Lawyers for the railroad say those worries are overblown. No other states joined Alabama in encouraging the high court to take the case. "The silence of the states hardly is surprising because ... Alabama's taxing scheme is not common and very few states would be affected by the issue presented here," the CSX attorneys wrote last year in asking the justices to deny the appeal.

The dispute centers on a 1976 federal law, called the Railroad Revitalization and Regulatory Reform Act, which prohibits states from imposing taxes that "discriminate against a rail carrier" regulated by the federal government. CSX claims that Alabama is discriminating against it because Alabama exempts trucking companies and barge operators from its sales taxes. Alabama officials counter that the state's taxing scheme is fair because instead of paying the sales tax, trucking companies have to pay 19 cents per gallon in state fuel taxes.

The fuel tax and sales tax bring in roughly the same amount of money. The sticking point, however, is that municipalities can impose sales taxes on top of the state share with the exception of the state fuel tax on diesel for road use. Railroads pay more taxes on diesel when the price of diesel rises, CSX's lawyers contend, while trucking companies pay the same amount of tax per gallon of diesel no matter how expensive the fuel is.

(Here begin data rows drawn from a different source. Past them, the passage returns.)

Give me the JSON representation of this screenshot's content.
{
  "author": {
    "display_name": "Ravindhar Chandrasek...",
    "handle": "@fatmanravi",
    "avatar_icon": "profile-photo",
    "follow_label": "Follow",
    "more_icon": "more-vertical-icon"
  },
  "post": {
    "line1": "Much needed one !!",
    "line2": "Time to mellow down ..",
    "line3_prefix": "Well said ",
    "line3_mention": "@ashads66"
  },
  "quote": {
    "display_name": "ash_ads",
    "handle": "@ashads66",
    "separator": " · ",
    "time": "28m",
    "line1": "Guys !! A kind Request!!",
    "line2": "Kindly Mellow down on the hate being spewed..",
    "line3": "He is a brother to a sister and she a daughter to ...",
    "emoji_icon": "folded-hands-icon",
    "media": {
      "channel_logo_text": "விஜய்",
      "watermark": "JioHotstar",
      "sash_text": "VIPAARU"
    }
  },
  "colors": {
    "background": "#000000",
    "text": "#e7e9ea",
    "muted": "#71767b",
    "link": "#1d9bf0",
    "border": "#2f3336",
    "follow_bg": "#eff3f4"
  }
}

This is actually the second time the high court has stepped into the Alabama dispute. In 2009, the court allowed the railroad's challenge to go forward over Alabama's objections. That first decision, however, did not settle some of the key questions about how the law should be applied. Since then, lower courts have reached opposite interpretations.

In order to determine whether railroads are being discriminated against, the court will need to decide to which taxpayer group railroads should be compared. In the Alabama case, for example, CSX argues that it should be compared to its competitors -- trucking companies and barge operators. The state, however, says CSX should be compared to all other commercial and industrial entities, such as construction companies, which currently pay the same sales taxes CSX does.

CSX lawyers are confident the high court will rule in their favor. They point to other court decisions that struck down similar taxing schemes for railroad fuel in Louisiana, Minnesota, Missouri and Tennessee. Only six of the 23 jurisdictions CSX operates in tax railroad diesel fuel. Some of those, including Illinois and New York, impose the same taxes on road and off-road diesel.

The Supreme Court is expected to issue a decision on the case by the end of next June.